Our Nighthawks will be the Next to Leave

As the geese leave the pond for larger bodies of water and training for the larger migratory flights, we’re left with a few ducks, and the evenings provide aerial shows of insect eating birds.  The swallows have been busy all summer removing mosquitoes and other insects.  As the geese leave, the air over the pond gets a new batch of family groups – the nighthawks.  Usually a pair of nighthawks show up flying with two offspring – this year one family has 2, the other family just one, so I watch 7 nighthawks banking and diving for insects.  Two years ago, one family hatched 3, last year both families had 2.  It is probably worth mentioning that they aren’t hawks – they’re nightjars, and related to the whip-poor-will.  The Audabon link below includes their calls and is worth a visit.

A comment from facebook got me going back to Audabon for information – “We saw a lot of them when I was a kid, but we don’t see them now.”  The field guide said, “Declining seriously in numbers in many parts of North America. Causes may include changes in land use and overuse of pesticides. In some areas, nighthawks nesting on gravel roofs have been targeted by increasing urban populations of crows, which eat the eggs.”  Living in a spot that is pretty much ideal for nighthawks, I hadn’t realized the population was in decline.

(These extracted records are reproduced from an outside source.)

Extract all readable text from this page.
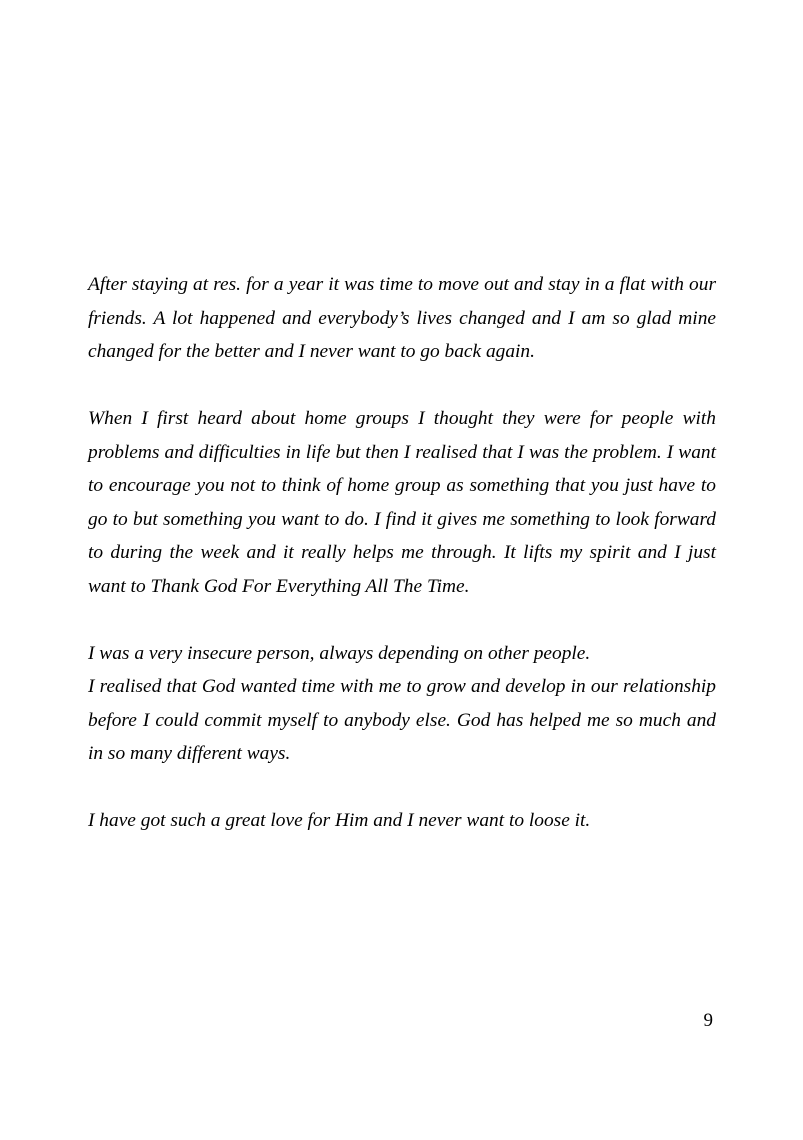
After staying at res. for a year it was time to move out and stay in a flat with our friends. A lot happened and everybody’s lives changed and I am so glad mine changed for the better and I never want to go back again.

When I first heard about home groups I thought they were for people with problems and difficulties in life but then I realised that I was the problem. I want to encourage you not to think of home group as something that you just have to go to but something you want to do. I find it gives me something to look forward to during the week and it really helps me through. It lifts my spirit and I just want to Thank God For Everything All The Time.

I was a very insecure person, always depending on other people.

I realised that God wanted time with me to grow and develop in our relationship before I could commit myself to anybody else. God has helped me so much and in so many different ways.

I have got such a great love for Him and I never want to loose it.

9
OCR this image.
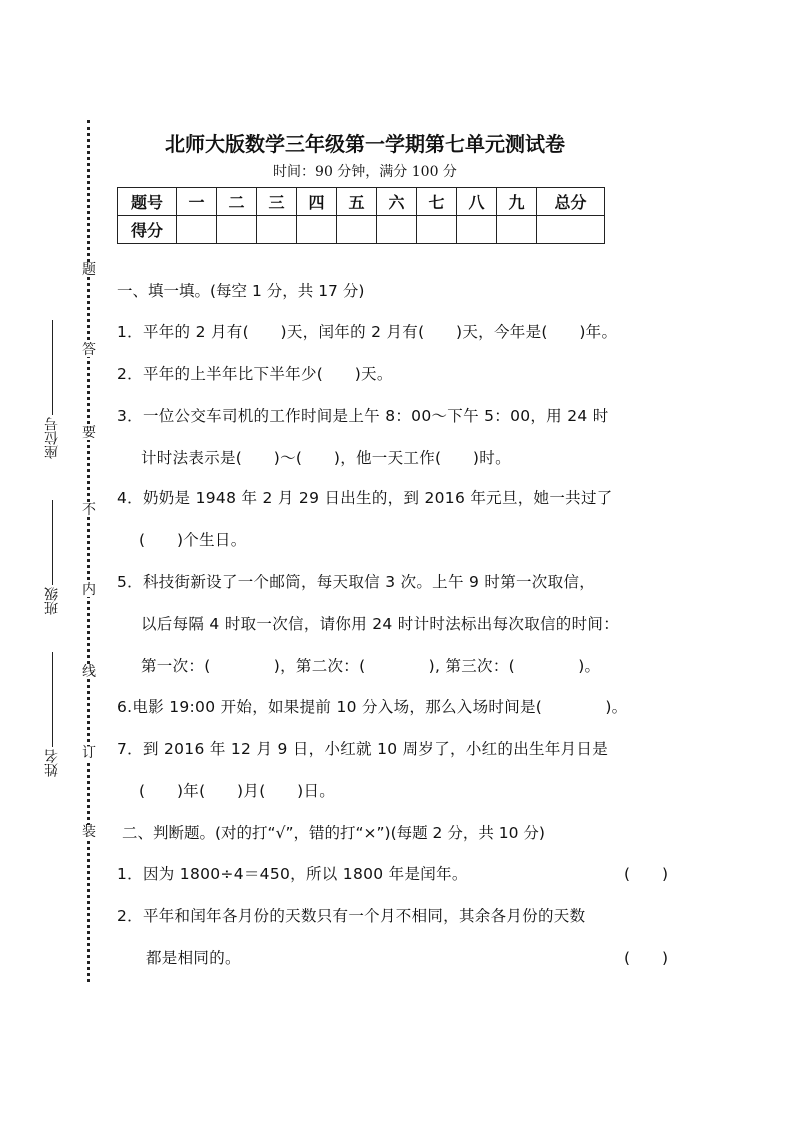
题
答
要
不
内
线
订
装
座位号
班级
姓名
北师大版数学三年级第一学期第七单元测试卷
时间：90 分钟，满分 100 分
题号	一	二	三	四	五	六	七	八	九	总分
得分										
一、填一填。(每空 1 分，共 17 分)
1．平年的 2 月有(　　)天，闰年的 2 月有(　　)天，今年是(　　)年。
2．平年的上半年比下半年少(　　)天。
3．一位公交车司机的工作时间是上午 8：00～下午 5：00，用 24 时
计时法表示是(　　)～(　　)，他一天工作(　　)时。
4．奶奶是 1948 年 2 月 29 日出生的，到 2016 年元旦，她一共过了
(　　)个生日。
5．科技街新设了一个邮筒，每天取信 3 次。上午 9 时第一次取信，
以后每隔 4 时取一次信，请你用 24 时计时法标出每次取信的时间：
第一次：(　　　　)，第二次：(　　　　), 第三次：(　　　　)。
6.电影 19:00 开始，如果提前 10 分入场，那么入场时间是(　　　　)。
7．到 2016 年 12 月 9 日，小红就 10 周岁了，小红的出生年月日是
(　　)年(　　)月(　　)日。
二、判断题。(对的打“√”，错的打“×”)(每题 2 分，共 10 分)
1．因为 1800÷4＝450，所以 1800 年是闰年。	(　　)
2．平年和闰年各月份的天数只有一个月不相同，其余各月份的天数
都是相同的。	(　　)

They’re the last arrivals in the Spring – and I think ours nest on the hill overlooking the pond.  Actually the term nest isn’t correct – she finds an open space, lays two eggs, and incubates them for 19 days.  Then both parents take over feeding the little birds for 3 weeks – and they start flying in family groups, usually of four, harvesting insects.  In another week or so, they will be southbound.  My guess is that they cross the equator at the equinox, then arrive in the Argentine in time for the second Spring of their year.  I’ll see them again in May.